The AB also upheld the Panel's finding that Mexico had only used a part of the data from the investigation period for its analysis of injury caused to the domestic industry. The AB also agreed with the Panel report that Mexico's analysis of the volume and price effects of the dumped imports was inconsistent with the ADA.
The Panel had ruled that under the notification requirements under Articles 6.1 and 12.1 of the ADA, Mexico had to notify all the interested parties about whom they not only had actual knowledge but also about whom they could have obtained knowledge. The Panel supported America's contention that Mexico violated the ADA by not notifying all the interested parties. The AB report however reversed the finding of the Panel in this regard. The AB found that Mexico was under an obligation to notify only the interested parties about whom it had actual knowledge.
The AB report also concurred with the Panel's findings that Mexico violated the ADA since it did not terminate investigations against two American exporters whose dumping margins were within the de minimis levels.

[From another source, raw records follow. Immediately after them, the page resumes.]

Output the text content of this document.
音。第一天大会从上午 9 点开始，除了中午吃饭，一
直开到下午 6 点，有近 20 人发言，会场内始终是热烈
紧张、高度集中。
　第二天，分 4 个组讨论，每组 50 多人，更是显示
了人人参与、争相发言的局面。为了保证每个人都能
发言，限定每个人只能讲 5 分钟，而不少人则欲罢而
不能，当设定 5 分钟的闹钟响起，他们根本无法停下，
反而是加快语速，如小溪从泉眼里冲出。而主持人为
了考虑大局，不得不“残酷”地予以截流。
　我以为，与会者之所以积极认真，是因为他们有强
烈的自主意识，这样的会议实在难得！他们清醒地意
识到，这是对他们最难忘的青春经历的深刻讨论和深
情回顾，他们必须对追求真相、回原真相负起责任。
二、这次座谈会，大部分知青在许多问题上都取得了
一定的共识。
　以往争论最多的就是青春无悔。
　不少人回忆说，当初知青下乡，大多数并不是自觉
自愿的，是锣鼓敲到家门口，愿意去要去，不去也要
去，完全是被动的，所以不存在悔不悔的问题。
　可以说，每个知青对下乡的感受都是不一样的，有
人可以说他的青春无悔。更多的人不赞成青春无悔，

Mexico's decision to impose anti dumping measures on American long grain white rice was seen by many industry insiders as a highly political move. Long grain white rice exports account for only 1.5% of total Mexican rice consumption. The reasons for Mexico's decision to impose anti dumping duties on a rice export that accounts for such a miniscule portion of its consumption thus becomes murky. The American rice industry was especially grieved because they felt that this type of rice had the potential to grow significantly.
The American rice industry was further angered due to the fact that the anti dumping measures came just two years after the NAFTA provided for duties on all American rice imported by Mexico to be reduced to zero per cent. Consequently the findings of the Panel and their subsequent conformation by the AB were of crucial importance to the United States.

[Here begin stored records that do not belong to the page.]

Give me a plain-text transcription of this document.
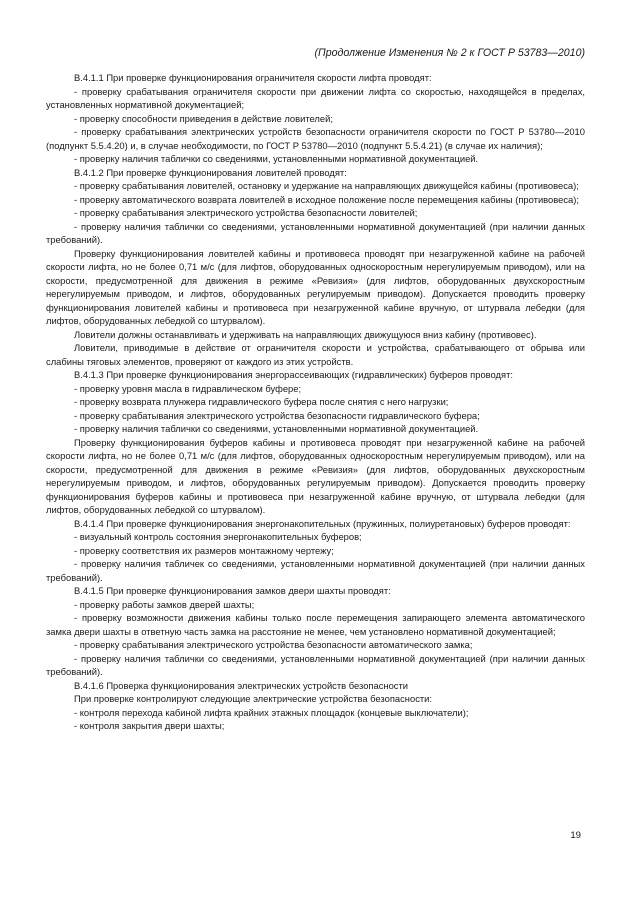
(Продолжение Изменения № 2 к ГОСТ Р 53783—2010)

В.4.1.1 При проверке функционирования ограничителя скорости лифта проводят:

- проверку срабатывания ограничителя скорости при движении лифта со скоростью, находящейся в пределах, установленных нормативной документацией;

- проверку способности приведения в действие ловителей;

- проверку срабатывания электрических устройств безопасности ограничителя скорости по ГОСТ Р 53780—2010 (подпункт 5.5.4.20) и, в случае необходимости, по ГОСТ Р 53780—2010 (подпункт 5.5.4.21) (в случае их наличия);

- проверку наличия таблички со сведениями, установленными нормативной документацией.

В.4.1.2 При проверке функционирования ловителей проводят:

- проверку срабатывания ловителей, остановку и удержание на направляющих движущейся кабины (противовеса);

- проверку автоматического возврата ловителей в исходное положение после перемещения кабины (противовеса);

- проверку срабатывания электрического устройства безопасности ловителей;

- проверку наличия таблички со сведениями, установленными нормативной документацией (при наличии данных требований).

Проверку функционирования ловителей кабины и противовеса проводят при незагруженной кабине на рабочей скорости лифта, но не более 0,71 м/с (для лифтов, оборудованных односкоростным нерегулируемым приводом), или на скорости, предусмотренной для движения в режиме «Ревизия» (для лифтов, оборудованных двухскоростным нерегулируемым приводом, и лифтов, оборудованных регулируемым приводом). Допускается проводить проверку функционирования ловителей кабины и противовеса при незагруженной кабине вручную, от штурвала лебедки (для лифтов, оборудованных лебедкой со штурвалом).

Ловители должны останавливать и удерживать на направляющих движущуюся вниз кабину (противовес).

Ловители, приводимые в действие от ограничителя скорости и устройства, срабатывающего от обрыва или слабины тяговых элементов, проверяют от каждого из этих устройств.

В.4.1.3 При проверке функционирования энергорассеивающих (гидравлических) буферов проводят:

- проверку уровня масла в гидравлическом буфере;

- проверку возврата плунжера гидравлического буфера после снятия с него нагрузки;

- проверку срабатывания электрического устройства безопасности гидравлического буфера;

- проверку наличия таблички со сведениями, установленными нормативной документацией.

Проверку функционирования буферов кабины и противовеса проводят при незагруженной кабине на рабочей скорости лифта, но не более 0,71 м/с (для лифтов, оборудованных односкоростным нерегулируемым приводом), или на скорости, предусмотренной для движения в режиме «Ревизия» (для лифтов, оборудованных двухскоростным нерегулируемым приводом, и лифтов, оборудованных регулируемым приводом). Допускается проводить проверку функционирования буферов кабины и противовеса при незагруженной кабине вручную, от штурвала лебедки (для лифтов, оборудованных лебедкой со штурвалом).

В.4.1.4 При проверке функционирования энергонакопительных (пружинных, полиуретановых) буферов проводят:

- визуальный контроль состояния энергонакопительных буферов;

- проверку соответствия их размеров монтажному чертежу;

- проверку наличия табличек со сведениями, установленными нормативной документацией (при наличии данных требований).

В.4.1.5 При проверке функционирования замков двери шахты проводят:

- проверку работы замков дверей шахты;

- проверку возможности движения кабины только после перемещения запирающего элемента автоматического замка двери шахты в ответную часть замка на расстояние не менее, чем установлено нормативной документацией;

- проверку срабатывания электрического устройства безопасности автоматического замка;

- проверку наличия таблички со сведениями, установленными нормативной документацией (при наличии данных требований).

В.4.1.6 Проверка функционирования электрических устройств безопасности

При проверке контролируют следующие электрические устройства безопасности:

- контроля перехода кабиной лифта крайних этажных площадок (концевые выключатели);

- контроля закрытия двери шахты;

19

Mexico on its part complied with the findings of the Panel and the AB and eventually removed the duties amounting to 10.18% on American long grain white rice. America's largest rice export market was secure.
It has been established that Mexico clearly violated its commitments under the WTO by imposing duties on American long grain white rice. The surprising part has, however, been the bonhomie and excellent trade facilitation that have taken place between the two nations even after the duties were imposed and the decision of the DSB of the WTO. This perhaps reflects the fact that nothing can stand in the way of trade and economic progress. Mexico and the United States are simply too important for each other, in terms of the rice industry, for them to be at loggerheads with each other for long. Mexico is the largest export market for American rice, and the Mexican Rice Council closely collaborates with American rice industry groups like the USA Rice Federation and the Rice Council in importing cost efficient techniques and methods of production.
The American rice industry has clearly said that one of its stated goals is to improve worldwide demand for rice. They have successfully done so in Mexico in large part through the aid and cooperation of the Mexican rice industry. The relationship between the two can be described as a symbiotic one, although with America being the global superpower that it is, the American rice industry inevitably dominates over its Mexican counterpart.